Emil Krieger (8 September 1902, Kaiserslautern – 6 September 1979, Munich) was a German sculptor and artist, especially known for his graphic work and sculpture in bronze, wood, stone and terracotta. His most notable works are the group of four mourners at Langemark German war cemetery, the fountains at the Innenministerium in Munich, the Memorial in Treuchtlingen, the busts of Richard Wagner and of Karl von Fischer in the Bayerisches Nationaltheater, and two large reliefs for the Gedächtniskirche in Kaiserslautern.
He studied woodcarving at the Meisterschule (1917–1921) and in 1921 in Munich at the Kunstgewerbschule. His early teachers included Richard Riemerschmid, Adolf Schinnerer and Adelbert Niemeyer. Between 1925 and 1931 he became a member of the Akademie der Bildenden Künste, where he was taught by Josef Wackerle and Julius Diez. Under Wackerle he developed his own graphic style and in 1928 he organized his first exhibition.
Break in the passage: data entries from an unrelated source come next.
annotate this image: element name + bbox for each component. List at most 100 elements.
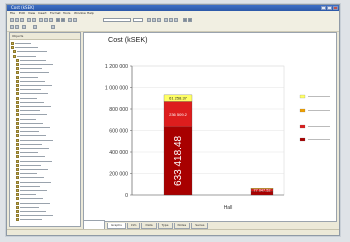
- tree-item-placeholder: [20, 160, 52, 162]
- save-icon[interactable]: [20, 18, 24, 22]
- tree-item[interactable]: [16, 155, 45, 159]
- tree-item[interactable]: [16, 197, 43, 201]
- tree-item[interactable]: [16, 142, 42, 146]
- tree-item[interactable]: [16, 130, 39, 134]
- underline-icon[interactable]: [157, 18, 161, 22]
- tree-item[interactable]: [11, 42, 31, 45]
- tree-item-placeholder: [20, 152, 38, 154]
- cost-chart: Cost (kSEK) 0 200 000 400 000 600 000 800 000…: [105, 35, 330, 211]
- cut-icon[interactable]: [39, 18, 43, 22]
- y-tick-label: 600 000: [109, 129, 128, 135]
- tree-item[interactable]: [16, 84, 52, 87]
- undo-icon[interactable]: [56, 18, 60, 22]
- tree-item[interactable]: [16, 168, 48, 171]
- chart-icon[interactable]: [73, 18, 77, 22]
- tree-item[interactable]: [16, 100, 44, 104]
- tree-item-placeholder: [20, 194, 36, 196]
- tree-item[interactable]: [16, 113, 47, 117]
- tree-item[interactable]: [16, 201, 50, 205]
- object-tree-panel: Objects: [9, 32, 81, 227]
- tree-item[interactable]: [16, 214, 53, 218]
- table-icon[interactable]: [68, 18, 72, 22]
- tree-item[interactable]: [16, 189, 47, 192]
- preview-icon[interactable]: [32, 18, 36, 22]
- tree-item[interactable]: [16, 184, 40, 188]
- align-right-icon[interactable]: [174, 18, 178, 22]
- filter-icon[interactable]: [33, 25, 37, 29]
- tree-item[interactable]: [16, 210, 46, 213]
- sort-icon[interactable]: [51, 25, 55, 29]
- tree-item[interactable]: [16, 180, 51, 184]
- tree-item[interactable]: [16, 96, 37, 100]
- align-left-icon[interactable]: [164, 18, 168, 22]
- tree-item-placeholder: [15, 47, 38, 49]
- folder-icon: [16, 151, 19, 155]
- zoom-icon[interactable]: [183, 18, 187, 22]
- tree-item[interactable]: [16, 159, 52, 163]
- refresh-icon[interactable]: [22, 25, 26, 29]
- tree-item[interactable]: [16, 151, 38, 155]
- tree-item[interactable]: [13, 54, 36, 58]
- tree-item[interactable]: [16, 63, 53, 66]
- legend-swatch: [299, 137, 306, 142]
- tree-item-placeholder: [20, 173, 37, 175]
- tree-item-placeholder: [20, 168, 48, 171]
- help-icon[interactable]: [188, 18, 192, 22]
- close-button[interactable]: [333, 6, 338, 10]
- tree-item[interactable]: [16, 176, 44, 180]
- paste-icon[interactable]: [49, 18, 53, 22]
- size-dropdown[interactable]: [133, 18, 143, 22]
- tree-item[interactable]: [16, 71, 49, 75]
- folder-icon: [16, 96, 19, 100]
- forward-icon[interactable]: [15, 25, 19, 29]
- folder-icon: [16, 63, 19, 66]
- tree-item[interactable]: [16, 172, 37, 176]
- application-window: Cost (kSEK) File Edit View Insert Format…: [6, 4, 340, 236]
- back-icon[interactable]: [10, 25, 14, 29]
- open-icon[interactable]: [15, 18, 19, 22]
- italic-icon[interactable]: [152, 18, 156, 22]
- tree-item[interactable]: [16, 109, 40, 113]
- print-icon[interactable]: [27, 18, 31, 22]
- folder-icon: [16, 163, 19, 167]
- tree-item[interactable]: [16, 205, 39, 209]
- tree-item-placeholder: [20, 110, 40, 112]
- folder-icon: [16, 168, 19, 171]
- align-center-icon[interactable]: [169, 18, 173, 22]
- tree-item[interactable]: [16, 138, 53, 142]
- tree-item[interactable]: [16, 75, 38, 79]
- data-label: 236 509.2: [169, 112, 188, 117]
- tree-item[interactable]: [16, 117, 36, 121]
- tree-item-placeholder: [20, 118, 36, 120]
- y-tick-label: 1 000 000: [105, 86, 128, 92]
- tree-item[interactable]: [16, 67, 42, 71]
- tree-item[interactable]: [16, 126, 50, 129]
- tree-item[interactable]: [16, 147, 49, 150]
- y-tick-label: 200 000: [109, 172, 128, 178]
- tree-item[interactable]: [16, 92, 48, 96]
- tree-item[interactable]: [16, 163, 41, 167]
- copy-icon[interactable]: [44, 18, 48, 22]
- redo-icon[interactable]: [61, 18, 65, 22]
- folder-icon: [16, 121, 19, 125]
- tree-item[interactable]: [16, 88, 41, 92]
- font-dropdown[interactable]: [103, 18, 131, 22]
- tree-item[interactable]: [16, 121, 43, 125]
- maximize-button[interactable]: [327, 6, 332, 10]
- tree-item-placeholder: [20, 76, 38, 78]
- minimize-button[interactable]: [321, 6, 326, 10]
- new-icon[interactable]: [10, 18, 14, 22]
- tree-item[interactable]: [16, 193, 36, 197]
- tree-item-placeholder: [20, 126, 50, 129]
- tree-item[interactable]: [13, 50, 47, 54]
- tree-item[interactable]: [16, 105, 51, 108]
- tree-item[interactable]: [16, 134, 46, 138]
- tree-item[interactable]: [16, 218, 42, 222]
- folder-icon: [16, 189, 19, 192]
- bold-icon[interactable]: [147, 18, 151, 22]
- tree-item[interactable]: [16, 79, 45, 83]
- object-tree-header: Objects: [10, 33, 80, 40]
- tree-item[interactable]: [16, 58, 46, 62]
- folder-icon: [16, 201, 19, 205]
- tree-item[interactable]: [11, 46, 38, 50]
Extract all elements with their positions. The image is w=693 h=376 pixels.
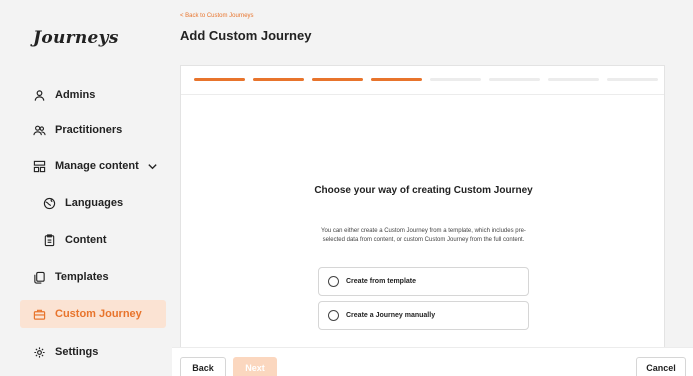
sidebar-item-label: Practitioners (55, 124, 123, 136)
next-button[interactable]: Next (233, 357, 277, 376)
page-title: Add Custom Journey (180, 28, 312, 43)
sidebar-item-templates[interactable]: Templates (20, 263, 166, 291)
sidebar-item-custom-journey[interactable]: Custom Journey (20, 300, 166, 328)
progress-step (371, 78, 422, 81)
option-create-manually[interactable]: Create a Journey manually (318, 301, 529, 330)
progress-step (253, 78, 304, 81)
sidebar-item-label: Custom Journey (55, 308, 142, 320)
cancel-button[interactable]: Cancel (636, 357, 686, 376)
wizard-title: Choose your way of creating Custom Journ… (314, 185, 533, 196)
document-icon (42, 233, 56, 247)
sidebar-item-admins[interactable]: Admins (20, 81, 166, 109)
divider (181, 94, 664, 95)
chevron-down-icon[interactable] (147, 161, 158, 172)
progress-step (312, 78, 363, 81)
progress-step (489, 78, 540, 81)
app: Journeys Admins Practitioners Manage con… (0, 0, 693, 376)
sidebar-item-label: Settings (55, 346, 99, 358)
back-to-custom-journeys-link[interactable]: < Back to Custom Journeys (180, 13, 254, 19)
app-logo: Journeys (33, 28, 119, 48)
sidebar-item-label: Content (65, 234, 107, 246)
briefcase-icon (32, 307, 46, 321)
radio-button[interactable] (328, 310, 339, 321)
sidebar-item-label: Manage content (55, 160, 139, 172)
wizard-card: Choose your way of creating Custom Journ… (180, 65, 665, 347)
sidebar-item-practitioners[interactable]: Practitioners (20, 116, 166, 144)
sidebar-item-content[interactable]: Content (20, 226, 166, 254)
option-label: Create from template (346, 278, 417, 285)
sidebar-item-label: Admins (55, 89, 96, 101)
gear-icon (32, 345, 46, 359)
sidebar: Journeys Admins Practitioners Manage con… (0, 0, 172, 376)
option-create-from-template[interactable]: Create from template (318, 267, 529, 296)
users-icon (32, 123, 46, 137)
scroll-gutter (666, 0, 693, 347)
sidebar-item-label: Languages (65, 197, 124, 209)
option-label: Create a Journey manually (346, 312, 436, 319)
sidebar-item-settings[interactable]: Settings (20, 338, 166, 366)
radio-button[interactable] (328, 276, 339, 287)
progress-step (548, 78, 599, 81)
step-progress (194, 78, 658, 81)
wizard-description: You can either create a Custom Journey f… (321, 228, 526, 243)
user-icon (32, 88, 46, 102)
back-button[interactable]: Back (180, 357, 226, 376)
progress-step (194, 78, 245, 81)
globe-icon (42, 196, 56, 210)
grid-icon (32, 159, 46, 173)
copy-icon (32, 270, 46, 284)
progress-step (607, 78, 658, 81)
sidebar-item-label: Templates (55, 271, 109, 283)
sidebar-item-manage-content[interactable]: Manage content (20, 152, 166, 180)
sidebar-item-languages[interactable]: Languages (20, 189, 166, 217)
progress-step (430, 78, 481, 81)
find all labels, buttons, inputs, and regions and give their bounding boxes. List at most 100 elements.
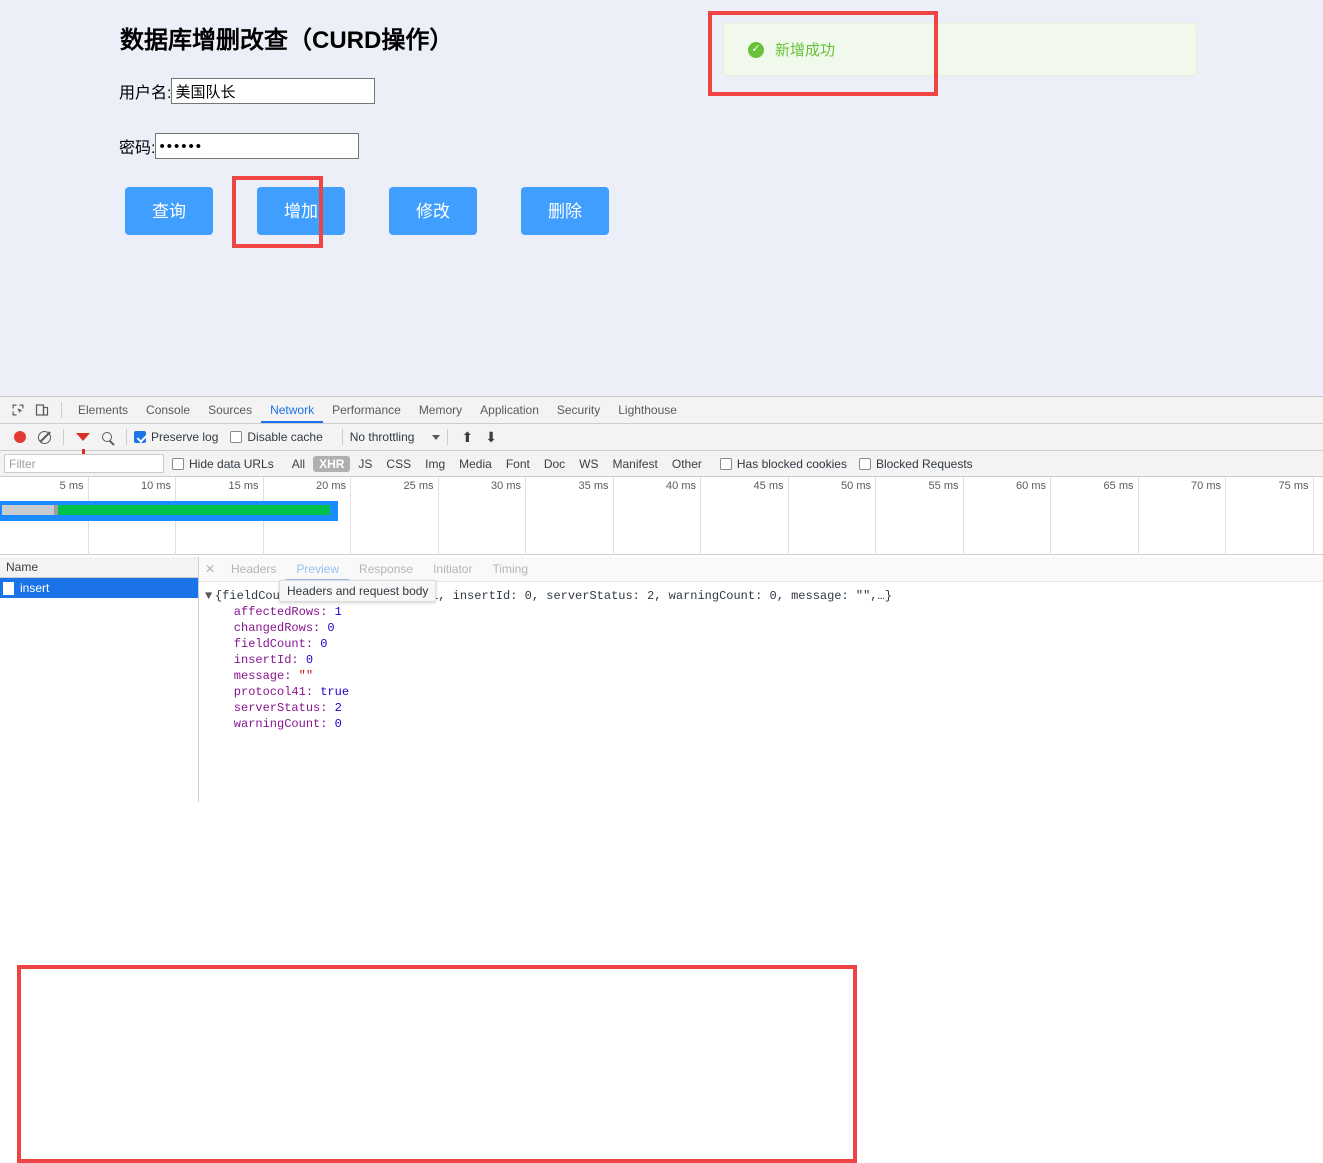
page-title: 数据库增删改查（CURD操作）	[120, 27, 454, 54]
export-har-icon[interactable]: ⬇	[485, 430, 497, 444]
json-key: insertId:	[205, 653, 306, 667]
password-row: 密码:	[119, 133, 360, 159]
tab-performance[interactable]: Performance	[323, 397, 410, 423]
divider	[341, 429, 343, 445]
tab-security[interactable]: Security	[548, 397, 609, 423]
tab-elements[interactable]: Elements	[69, 397, 137, 423]
filter-type-all[interactable]: All	[286, 456, 311, 472]
overview-download-bar	[58, 505, 330, 515]
request-row-insert[interactable]: insert	[0, 578, 198, 598]
json-entry: changedRows: 0	[205, 620, 1323, 636]
timeline-tick-label: 20 ms	[316, 480, 346, 492]
hide-data-urls-label: Hide data URLs	[189, 456, 274, 471]
detail-tab-initiator[interactable]: Initiator	[423, 557, 482, 581]
filter-type-media[interactable]: Media	[453, 456, 498, 472]
annotation-box-network	[17, 965, 857, 1163]
disable-cache-checkbox[interactable]: Disable cache	[230, 430, 323, 444]
preserve-log-label: Preserve log	[151, 430, 219, 444]
tab-sources[interactable]: Sources	[199, 397, 261, 423]
import-har-icon[interactable]: ⬆	[461, 430, 473, 444]
detail-tab-response[interactable]: Response	[349, 557, 423, 581]
hide-data-urls-checkbox[interactable]: Hide data URLs	[172, 457, 274, 471]
delete-button[interactable]: 删除	[521, 187, 609, 235]
checkbox-box	[230, 431, 243, 443]
json-value: 0	[327, 621, 335, 635]
filter-type-font[interactable]: Font	[500, 456, 536, 472]
filter-type-other[interactable]: Other	[666, 456, 708, 472]
tab-memory[interactable]: Memory	[410, 397, 471, 423]
search-icon[interactable]	[95, 426, 119, 448]
filter-type-manifest[interactable]: Manifest	[607, 456, 664, 472]
timeline-tick-label: 70 ms	[1191, 480, 1221, 492]
add-button[interactable]: 增加	[257, 187, 345, 235]
network-split-pane: Name insert ✕ Headers Preview Response I…	[0, 557, 1323, 802]
username-input[interactable]	[171, 78, 376, 104]
checkbox-box	[134, 431, 146, 443]
close-icon[interactable]: ✕	[199, 562, 221, 576]
clear-icon[interactable]	[32, 426, 56, 448]
tab-lighthouse[interactable]: Lighthouse	[609, 397, 686, 423]
check-circle-icon: ✓	[748, 41, 764, 58]
tab-console[interactable]: Console	[137, 397, 199, 423]
json-key: fieldCount:	[205, 637, 321, 651]
file-icon	[3, 581, 14, 595]
divider	[126, 429, 127, 445]
preview-json-view: ▼ {fieldCount: 0, affectedRows: 1, insert…	[199, 582, 1323, 732]
password-label: 密码:	[119, 140, 156, 157]
overview-bars	[0, 501, 1323, 523]
json-key: message:	[205, 669, 299, 683]
expand-triangle-icon[interactable]: ▼	[205, 588, 215, 604]
query-button[interactable]: 查询	[125, 187, 213, 235]
json-key: serverStatus:	[205, 701, 335, 715]
timeline-tick-label: 60 ms	[1016, 480, 1046, 492]
json-value: 1	[334, 605, 342, 619]
filter-type-xhr[interactable]: XHR	[313, 455, 351, 472]
filter-type-img[interactable]: Img	[419, 456, 451, 472]
filter-icon[interactable]	[71, 426, 95, 454]
timeline-tick-label: 75 ms	[1278, 480, 1309, 492]
action-button-bar: 查询 增加 修改 删除	[125, 187, 609, 235]
network-toolbar: Preserve log Disable cache No throttling…	[0, 424, 1323, 454]
success-message-text: 新增成功	[775, 42, 836, 59]
update-button[interactable]: 修改	[389, 187, 477, 235]
filter-type-ws[interactable]: WS	[573, 456, 604, 472]
filter-type-doc[interactable]: Doc	[538, 456, 571, 472]
timeline-tick-label: 10 ms	[141, 480, 171, 492]
network-overview-timeline[interactable]: 5 ms 10 ms 15 ms 20 ms 25 ms 30 ms 35 ms 40 ms 4…	[0, 477, 1323, 555]
blocked-requests-label: Blocked Requests	[875, 456, 973, 471]
detail-tab-preview[interactable]: Preview	[286, 557, 349, 581]
json-entry: message: ""	[205, 668, 1323, 684]
divider	[61, 402, 62, 418]
json-entry-list: affectedRows: 1 changedRows: 0 fieldCoun…	[205, 604, 1323, 732]
detail-tab-timing[interactable]: Timing	[482, 557, 538, 581]
throttling-select[interactable]: No throttling	[350, 430, 441, 444]
has-blocked-cookies-checkbox[interactable]: Has blocked cookies	[719, 457, 847, 471]
username-row: 用户名:	[119, 78, 376, 104]
request-detail-pane: ✕ Headers Preview Response Initiator Tim…	[199, 557, 1323, 802]
preserve-log-checkbox[interactable]: Preserve log	[134, 430, 218, 444]
json-entry: fieldCount: 0	[205, 636, 1323, 652]
device-toolbar-icon[interactable]	[30, 399, 54, 421]
request-list: Name insert	[0, 557, 199, 802]
record-icon[interactable]	[8, 426, 32, 448]
checkbox-box	[719, 457, 732, 470]
throttling-value: No throttling	[349, 430, 415, 444]
request-list-header[interactable]: Name	[0, 557, 198, 578]
inspect-element-icon[interactable]	[6, 399, 30, 421]
divider	[63, 429, 64, 445]
timeline-tick-label: 35 ms	[578, 480, 609, 492]
blocked-requests-checkbox[interactable]: Blocked Requests	[858, 456, 973, 471]
tab-network[interactable]: Network	[261, 397, 323, 423]
detail-tabbar: ✕ Headers Preview Response Initiator Tim…	[199, 557, 1323, 582]
filter-type-js[interactable]: JS	[352, 456, 378, 472]
json-entry: affectedRows: 1	[205, 604, 1323, 620]
timeline-tick-label: 40 ms	[666, 480, 696, 492]
password-input[interactable]	[155, 133, 360, 159]
json-value: ""	[298, 669, 314, 683]
tab-application[interactable]: Application	[471, 397, 548, 423]
json-entry: insertId: 0	[205, 652, 1323, 668]
filter-type-css[interactable]: CSS	[380, 456, 417, 472]
tooltip: Headers and request body	[279, 580, 437, 602]
filter-input[interactable]	[4, 454, 164, 473]
detail-tab-headers[interactable]: Headers	[221, 557, 286, 581]
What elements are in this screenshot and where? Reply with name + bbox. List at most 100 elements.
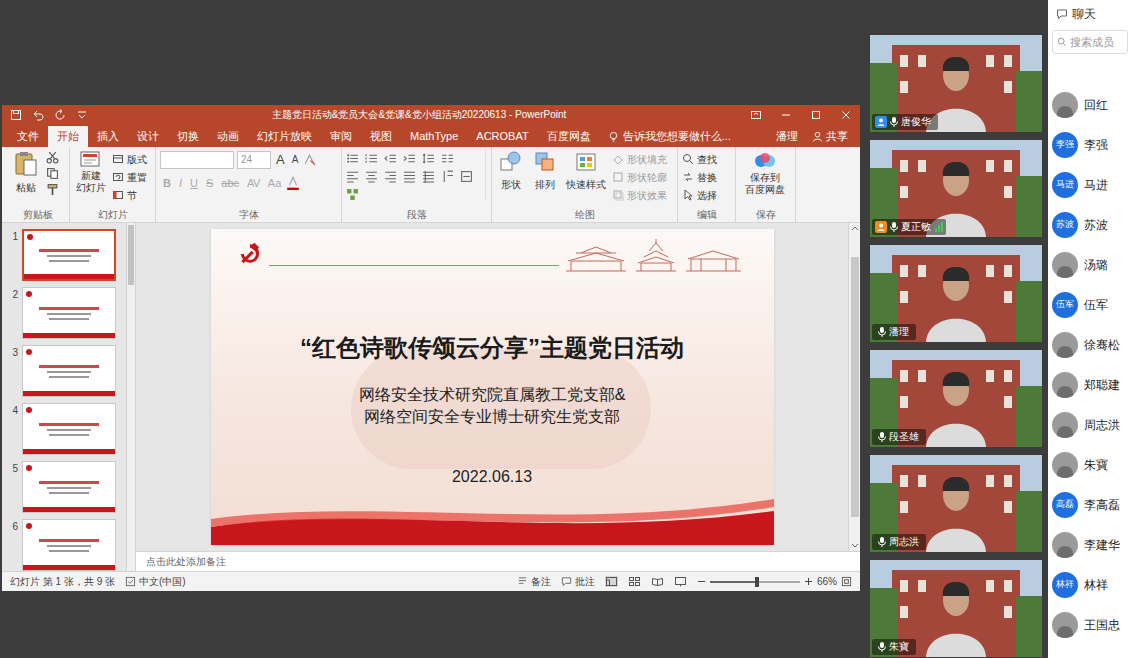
layout-button[interactable]: 版式 [112,150,147,168]
grow-font-button[interactable]: A [274,150,287,170]
ribbon-tab[interactable]: 插入 [88,126,128,147]
shape-outline-button[interactable]: 形状轮廓 [612,168,667,186]
member-row[interactable]: 朱寶 [1048,445,1132,485]
ribbon-tab[interactable]: 动画 [208,126,248,147]
scroll-down-icon[interactable] [851,541,859,549]
video-tile[interactable]: 段圣雄 [870,350,1042,447]
new-slide-button[interactable]: 新建幻灯片 [74,150,108,194]
zoom-out-icon[interactable] [697,577,706,586]
arrange-button[interactable]: 排列 [530,150,560,192]
strike-abc-button[interactable]: abc [218,175,242,192]
font-color-icon[interactable] [286,176,300,190]
underline-button[interactable]: U [187,175,201,192]
scroll-thumb[interactable] [128,225,134,285]
clear-format-icon[interactable] [303,153,316,166]
member-row[interactable]: 周志洪 [1048,405,1132,445]
language-indicator[interactable]: 中文(中国) [125,574,186,589]
change-case-button[interactable]: Aa [265,175,284,192]
customize-icon[interactable] [76,109,88,121]
ribbon-tab[interactable]: 百度网盘 [538,126,600,147]
thumbnail[interactable] [22,461,116,513]
notes-button[interactable]: 备注 [517,574,551,589]
distribute-icon[interactable] [422,170,435,183]
ribbon-tab[interactable]: 幻灯片放映 [248,126,321,147]
member-row[interactable]: 马进马进 [1048,165,1132,205]
undo-icon[interactable] [32,109,44,121]
ribbon-tab[interactable]: 设计 [128,126,168,147]
thumbnail-row[interactable]: 5 [6,461,126,513]
zoom-in-icon[interactable] [804,577,813,586]
fit-slide-icon[interactable] [841,576,852,587]
member-row[interactable]: 回红 [1048,85,1132,125]
shape-effects-button[interactable]: 形状效果 [612,186,667,204]
columns-icon[interactable] [441,152,454,165]
thumbnail[interactable] [22,287,116,339]
slide-scrollbar[interactable] [848,223,860,551]
member-row[interactable]: 伍军伍军 [1048,285,1132,325]
ribbon-tab[interactable]: 文件 [8,126,48,147]
member-row[interactable]: 苏波苏波 [1048,205,1132,245]
justify-icon[interactable] [403,170,416,183]
user-name[interactable]: 潘理 [768,126,806,147]
member-row[interactable]: 汤璐 [1048,245,1132,285]
ribbon-tab[interactable]: 开始 [48,126,88,147]
replace-button[interactable]: 替换 [682,168,717,186]
thumbnail-row[interactable]: 4 [6,403,126,455]
cut-icon[interactable] [46,151,59,164]
align-center-icon[interactable] [365,170,378,183]
sorter-view-icon[interactable] [628,576,641,587]
comments-button[interactable]: 批注 [561,574,595,589]
thumbnail[interactable] [22,519,116,571]
numbering-icon[interactable] [365,152,378,165]
slideshow-icon[interactable] [674,576,687,587]
ribbon-tab[interactable]: 视图 [361,126,401,147]
thumbnail[interactable] [22,403,116,455]
thumbnail[interactable] [22,229,116,281]
scroll-up-icon[interactable] [851,225,859,233]
format-painter-icon[interactable] [46,183,59,196]
thumbnail-scrollbar[interactable] [126,223,136,571]
shapes-button[interactable]: 形状 [496,150,526,192]
quick-styles-button[interactable]: 快速样式 [564,150,608,192]
text-direction-icon[interactable] [441,170,454,183]
member-row[interactable]: 高磊李高磊 [1048,485,1132,525]
shape-fill-button[interactable]: 形状填充 [612,150,667,168]
minimize-icon[interactable] [780,109,792,121]
member-search-input[interactable] [1070,34,1123,51]
section-button[interactable]: 节 [112,186,147,204]
close-icon[interactable] [840,109,852,121]
chat-title[interactable]: 聊天 [1072,5,1096,23]
member-row[interactable]: 林祥林祥 [1048,565,1132,605]
line-spacing-icon[interactable] [422,152,435,165]
save-to-baidu-button[interactable]: 保存到百度网盘 [740,150,790,196]
font-name-field[interactable] [160,151,234,169]
smartart-icon[interactable] [346,188,359,201]
zoom-slider[interactable] [710,581,800,583]
thumbnail-row[interactable]: 6 [6,519,126,571]
redo-icon[interactable] [54,109,66,121]
align-left-icon[interactable] [346,170,359,183]
maximize-icon[interactable] [810,109,822,121]
video-tile[interactable]: 朱寶 [870,560,1042,657]
copy-icon[interactable] [46,167,59,180]
ribbon-tab[interactable]: 切换 [168,126,208,147]
reading-view-icon[interactable] [651,576,664,587]
video-tile[interactable]: 周志洪 [870,455,1042,552]
ribbon-tab[interactable]: 审阅 [321,126,361,147]
zoom-level[interactable]: 66% [817,574,837,589]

In the 1930s, he travelled to Holland, France and Spain. In 1936, he won the Rompreis, enabling him to travel to Italy and Greece. Between 1946 and 1977, he taught at the Münchener Akademie. He became professor at the Akademie der Bildender Künste in Munich, was honoured by the Bayerische Akademie der Schönen Künste and received also the silver and golden Seerose.